All provisions of the new EU prospectus regime are directly applicable in all EU Member States, with no need for implementing legislation.

Introducing the universal registration document
The main changes introduced last year are related to prospectus summaries, risk factors and new prospectus formats to be used for secondary issuances or by issuers which are small and medium-sized enterprises.
Of all the novelties under the new EU prospectus regime, one seems to be the most issuer-favourable. Issuers whose securities are admitted to trading on a regulated market or a multilateral trading facility may every year prepare a universal registration document ("Universal RD") describing the issuers' organisation, business, financial position, governance and shareholding structure.
An issuer that chooses to prepare a Universal RD every financial year will have to submit it for approval to its home state competent authority. After having a Universal RD approved by the competent authority for two consecutive financial years, the issuer can file subsequent Universal RDs without prior approval.
Justifiably, the EU legislator considered it reasonable to assume that after two consecutive years an issuer becomes well-known to the competent authority. Thus, it would also be reasonable to assume that subsequent Universal RDs or any amendments should be allowed to be filed without prior approval and should be reviewed only ex-post if the competent authority considers it necessary.
This new regime readjusts and extends the legal regime of debt issuers which have bond programmes in base prospectus format and where, when needed, only final forms are additionally issued for each issuance under the programme.

Why would an issuer choose to use a Universal RD?

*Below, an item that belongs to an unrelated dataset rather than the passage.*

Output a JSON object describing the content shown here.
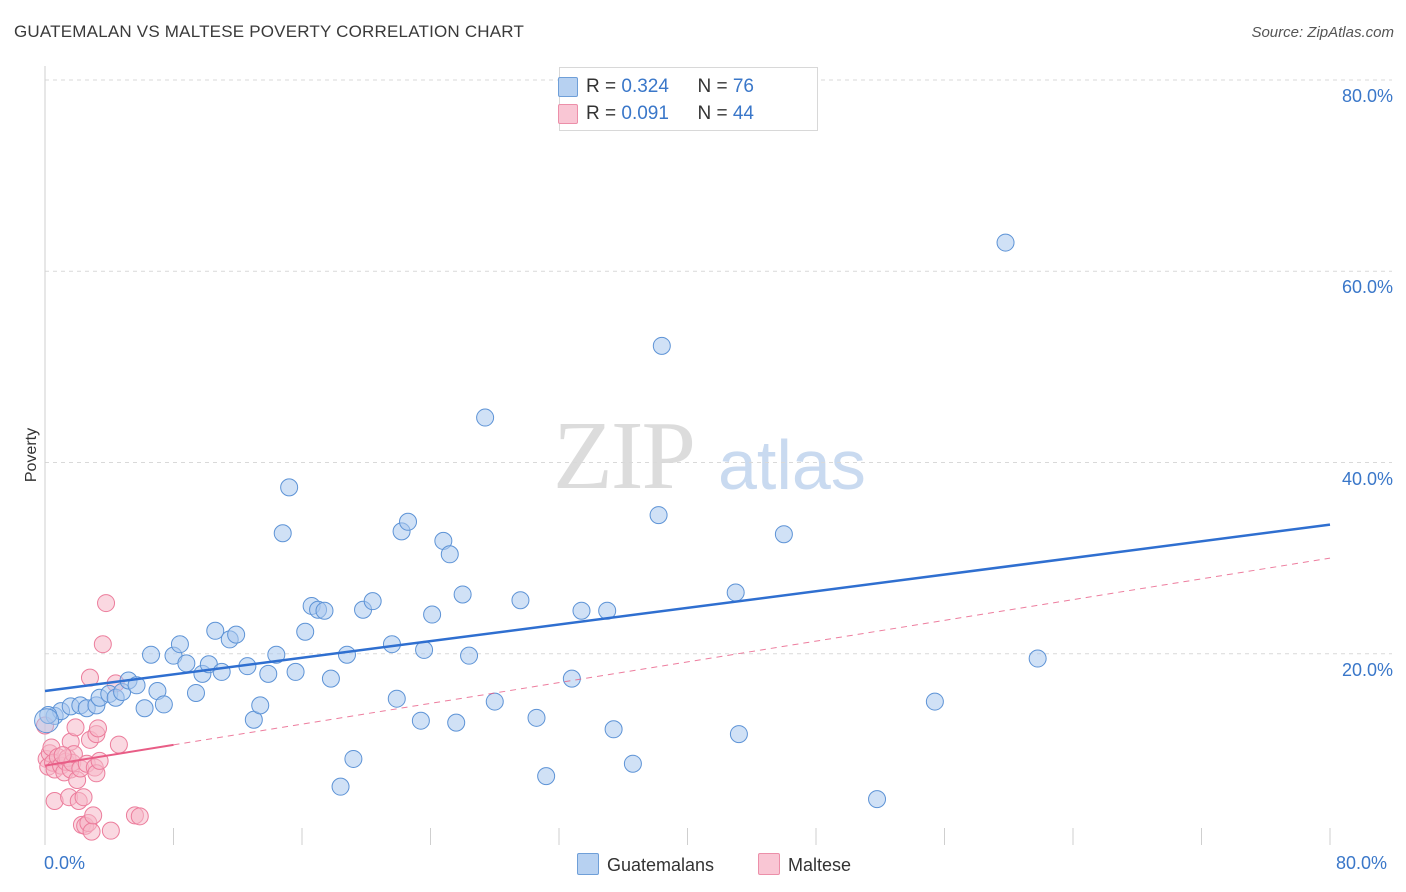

First, this Universal RD regime should speed up the process of preparing a prospectus and should lower the economic burden of issuers by facilitating access to capital markets in a cost-effective way. Thus, issuers can prepare a Universal RD without the pressure of drafting a prospectus in a very limited timeframe for a specific transaction where the issuer incurs considerable costs for third-party advisors.

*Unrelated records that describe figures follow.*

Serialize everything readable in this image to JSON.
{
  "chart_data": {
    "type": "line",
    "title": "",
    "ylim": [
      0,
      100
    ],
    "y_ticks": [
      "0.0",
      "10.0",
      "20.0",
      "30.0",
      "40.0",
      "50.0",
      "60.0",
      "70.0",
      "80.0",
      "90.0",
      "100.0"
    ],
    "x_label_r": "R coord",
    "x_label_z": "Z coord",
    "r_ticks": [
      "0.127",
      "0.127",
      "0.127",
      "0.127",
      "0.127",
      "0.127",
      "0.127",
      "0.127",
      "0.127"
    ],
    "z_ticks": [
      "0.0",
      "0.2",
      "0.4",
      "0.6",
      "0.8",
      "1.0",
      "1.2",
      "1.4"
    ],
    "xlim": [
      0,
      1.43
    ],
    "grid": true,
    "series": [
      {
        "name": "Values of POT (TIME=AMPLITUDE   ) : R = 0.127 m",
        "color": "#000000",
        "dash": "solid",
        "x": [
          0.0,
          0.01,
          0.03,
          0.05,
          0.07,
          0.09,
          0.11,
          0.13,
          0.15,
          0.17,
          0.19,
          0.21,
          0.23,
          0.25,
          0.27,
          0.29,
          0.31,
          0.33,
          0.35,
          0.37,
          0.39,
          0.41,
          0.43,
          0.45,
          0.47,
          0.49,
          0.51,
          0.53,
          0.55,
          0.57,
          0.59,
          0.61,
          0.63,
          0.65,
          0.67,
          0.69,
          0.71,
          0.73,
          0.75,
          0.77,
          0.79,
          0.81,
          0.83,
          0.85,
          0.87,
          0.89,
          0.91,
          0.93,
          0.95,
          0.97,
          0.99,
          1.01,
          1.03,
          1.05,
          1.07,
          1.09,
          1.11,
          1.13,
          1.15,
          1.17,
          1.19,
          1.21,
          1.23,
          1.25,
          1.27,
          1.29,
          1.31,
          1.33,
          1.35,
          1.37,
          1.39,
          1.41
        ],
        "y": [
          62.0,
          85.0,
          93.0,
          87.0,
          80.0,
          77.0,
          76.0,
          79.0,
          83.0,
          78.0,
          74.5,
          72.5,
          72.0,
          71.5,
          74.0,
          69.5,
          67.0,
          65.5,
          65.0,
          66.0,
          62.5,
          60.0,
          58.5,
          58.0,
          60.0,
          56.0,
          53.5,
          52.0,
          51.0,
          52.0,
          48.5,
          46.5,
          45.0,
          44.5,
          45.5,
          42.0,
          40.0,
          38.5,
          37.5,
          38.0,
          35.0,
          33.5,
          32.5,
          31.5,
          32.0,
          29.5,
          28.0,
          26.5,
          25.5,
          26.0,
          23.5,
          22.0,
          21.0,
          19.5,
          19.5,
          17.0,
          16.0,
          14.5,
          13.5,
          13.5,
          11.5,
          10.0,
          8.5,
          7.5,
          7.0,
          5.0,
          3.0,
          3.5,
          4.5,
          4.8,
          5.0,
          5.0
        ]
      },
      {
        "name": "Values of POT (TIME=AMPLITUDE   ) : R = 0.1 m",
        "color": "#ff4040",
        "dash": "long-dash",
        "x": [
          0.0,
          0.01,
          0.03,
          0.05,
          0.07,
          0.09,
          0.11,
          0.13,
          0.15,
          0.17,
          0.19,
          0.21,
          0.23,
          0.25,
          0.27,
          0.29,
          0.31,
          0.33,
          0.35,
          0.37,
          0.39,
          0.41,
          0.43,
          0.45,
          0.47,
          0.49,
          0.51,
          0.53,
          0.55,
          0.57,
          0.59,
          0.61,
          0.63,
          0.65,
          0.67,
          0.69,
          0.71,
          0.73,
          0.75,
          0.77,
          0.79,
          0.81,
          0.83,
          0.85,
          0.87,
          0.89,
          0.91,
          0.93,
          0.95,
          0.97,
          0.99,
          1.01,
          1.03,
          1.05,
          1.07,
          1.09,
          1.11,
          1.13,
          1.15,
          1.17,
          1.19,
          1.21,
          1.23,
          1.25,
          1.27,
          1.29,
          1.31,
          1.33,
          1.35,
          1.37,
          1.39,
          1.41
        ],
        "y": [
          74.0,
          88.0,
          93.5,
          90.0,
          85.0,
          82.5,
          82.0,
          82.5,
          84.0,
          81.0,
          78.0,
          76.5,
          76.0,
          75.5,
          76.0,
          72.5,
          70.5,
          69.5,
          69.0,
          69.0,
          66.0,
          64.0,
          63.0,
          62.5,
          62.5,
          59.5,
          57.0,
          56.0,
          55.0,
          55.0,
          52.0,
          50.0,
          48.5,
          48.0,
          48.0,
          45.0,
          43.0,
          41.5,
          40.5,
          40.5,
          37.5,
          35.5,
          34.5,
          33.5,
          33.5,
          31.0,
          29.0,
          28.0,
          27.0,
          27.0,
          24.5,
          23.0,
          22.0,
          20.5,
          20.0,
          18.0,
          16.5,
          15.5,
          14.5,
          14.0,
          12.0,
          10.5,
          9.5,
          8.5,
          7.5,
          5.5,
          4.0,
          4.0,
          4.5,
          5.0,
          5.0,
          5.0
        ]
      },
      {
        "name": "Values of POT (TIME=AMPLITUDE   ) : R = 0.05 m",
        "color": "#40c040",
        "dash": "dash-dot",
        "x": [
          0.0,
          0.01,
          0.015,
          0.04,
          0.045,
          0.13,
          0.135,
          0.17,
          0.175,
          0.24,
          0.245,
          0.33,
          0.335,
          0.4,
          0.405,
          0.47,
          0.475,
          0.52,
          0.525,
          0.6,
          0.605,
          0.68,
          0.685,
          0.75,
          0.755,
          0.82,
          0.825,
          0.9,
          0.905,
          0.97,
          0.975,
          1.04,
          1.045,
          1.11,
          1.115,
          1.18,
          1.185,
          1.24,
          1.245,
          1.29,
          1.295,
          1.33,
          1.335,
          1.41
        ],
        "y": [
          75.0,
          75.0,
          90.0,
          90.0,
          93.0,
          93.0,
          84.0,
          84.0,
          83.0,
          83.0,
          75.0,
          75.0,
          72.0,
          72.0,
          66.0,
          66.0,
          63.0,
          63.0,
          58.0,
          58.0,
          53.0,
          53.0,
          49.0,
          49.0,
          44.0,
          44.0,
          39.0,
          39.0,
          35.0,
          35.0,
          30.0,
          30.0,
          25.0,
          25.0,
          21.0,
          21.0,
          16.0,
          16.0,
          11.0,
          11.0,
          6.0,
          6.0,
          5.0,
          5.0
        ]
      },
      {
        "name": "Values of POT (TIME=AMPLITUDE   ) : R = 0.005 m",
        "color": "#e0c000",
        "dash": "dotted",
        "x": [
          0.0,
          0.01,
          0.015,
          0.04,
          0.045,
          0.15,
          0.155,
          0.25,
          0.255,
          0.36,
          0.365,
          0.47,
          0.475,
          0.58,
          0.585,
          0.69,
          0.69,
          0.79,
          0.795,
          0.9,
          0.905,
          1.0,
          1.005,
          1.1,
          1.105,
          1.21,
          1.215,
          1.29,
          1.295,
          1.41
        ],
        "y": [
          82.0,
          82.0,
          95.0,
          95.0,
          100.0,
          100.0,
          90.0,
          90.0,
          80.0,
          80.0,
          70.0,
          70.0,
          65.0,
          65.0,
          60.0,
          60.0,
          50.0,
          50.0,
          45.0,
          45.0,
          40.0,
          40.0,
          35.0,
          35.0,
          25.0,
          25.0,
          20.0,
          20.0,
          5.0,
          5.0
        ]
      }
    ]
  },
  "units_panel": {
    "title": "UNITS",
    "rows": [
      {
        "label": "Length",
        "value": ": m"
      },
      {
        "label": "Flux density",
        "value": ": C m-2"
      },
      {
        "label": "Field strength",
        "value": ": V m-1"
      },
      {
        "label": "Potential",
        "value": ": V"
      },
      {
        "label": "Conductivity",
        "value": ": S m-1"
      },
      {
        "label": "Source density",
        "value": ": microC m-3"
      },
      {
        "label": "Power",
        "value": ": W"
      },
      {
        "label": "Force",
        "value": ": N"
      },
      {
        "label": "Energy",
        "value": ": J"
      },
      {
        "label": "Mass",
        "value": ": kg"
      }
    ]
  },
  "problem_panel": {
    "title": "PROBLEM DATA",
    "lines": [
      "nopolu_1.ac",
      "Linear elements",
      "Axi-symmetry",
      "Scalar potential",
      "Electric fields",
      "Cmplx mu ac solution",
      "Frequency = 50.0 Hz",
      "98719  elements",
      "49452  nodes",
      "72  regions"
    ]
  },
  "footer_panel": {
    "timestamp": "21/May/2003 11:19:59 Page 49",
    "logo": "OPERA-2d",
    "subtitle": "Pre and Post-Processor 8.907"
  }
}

In case of a Universal RD, the issuer may take its time during the year to prepare such a document. Only if it decides to carry out a transaction will it then acquire resources for the additional workload, which will be fewer, since it already has the Universal RD prepared. Thus, the issuer can keep relevant information up-to-date and can have the whole documentation readily available when market conditions become favourable for an offer or an admission to trading just by adding a securities' note and a summary to the Universal RD.
Also, issuers who prepare a Universal RD are expected to benefit (at least in theory) from a faster approval process, since a substantial part of a prospectus has either already been approved or is already available for review by the competent authority in the form of a Universal RD.

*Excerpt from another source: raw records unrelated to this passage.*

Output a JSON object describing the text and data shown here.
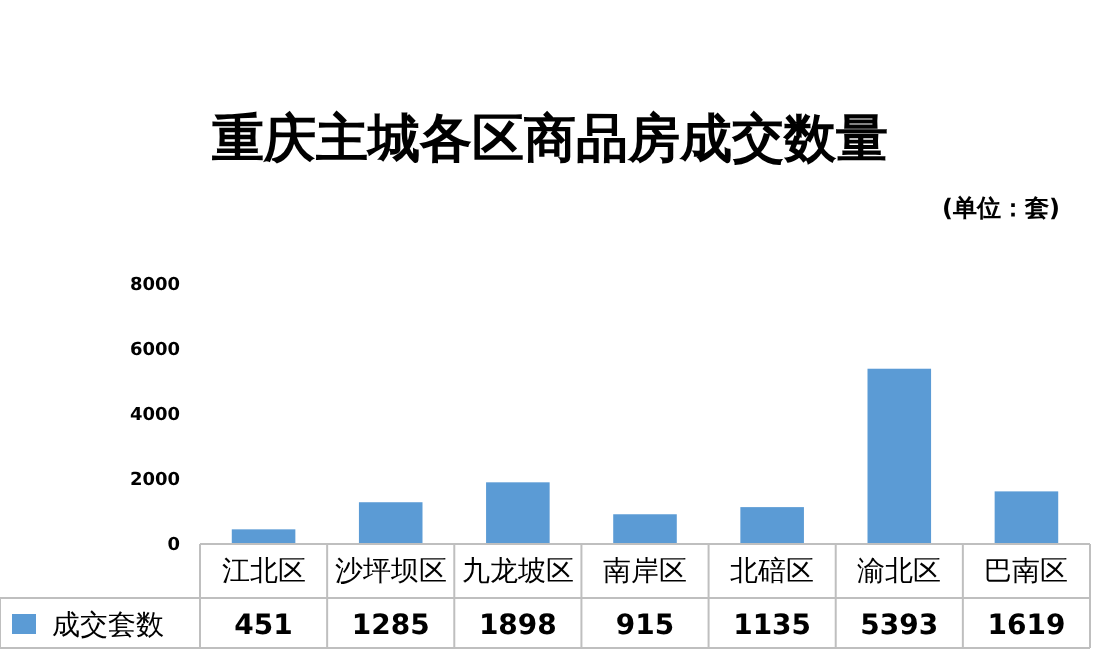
{
  "chart_data": {
    "type": "bar",
    "title": "重庆主城各区商品房成交数量",
    "subtitle": "(单位：套)",
    "categories": [
      "江北区",
      "沙坪坝区",
      "九龙坡区",
      "南岸区",
      "北碚区",
      "渝北区",
      "巴南区"
    ],
    "series": [
      {
        "name": "成交套数",
        "color": "#5b9bd5",
        "values": [
          451,
          1285,
          1898,
          915,
          1135,
          5393,
          1619
        ]
      }
    ],
    "ylim": [
      0,
      8000
    ],
    "yticks": [
      0,
      2000,
      4000,
      6000,
      8000
    ],
    "grid": false,
    "legend": "bottom",
    "data_labels": true
  }
}
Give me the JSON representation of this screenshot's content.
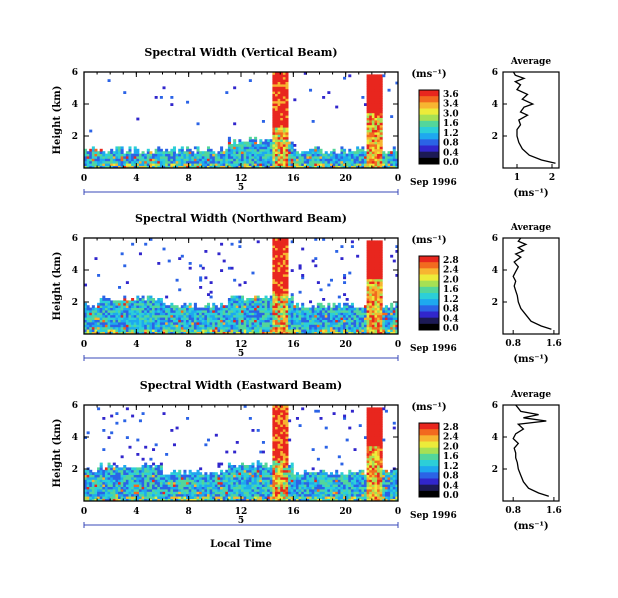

In addition, the Universal RD should act as a valuable reference source on the issuer, because it would offer investors additional information to make an informed judgment on the respective issuer's situation. This additional current disclosure will also be attractive to analysts, thus giving the issuer an upper hand in valuation and market image.

The issuers' view
"The universal registration document saves time and money. If the issuer has in place a universal registration document, it means that 80% of a rights' issue legal documentation is prepared upfront and ready to use when needed. Consequently it is easier for an issuer to make use of the capital markets opportunities. " – said Mihai Marcu, the founder and CEO of MedLife, Romania's largest private healthcare services provider. MedLife shares have been listed on the Bucharest Stock Exchange ("BVB") since 2016, when the company carried out the biggest IPO of a private company on the BVB to date.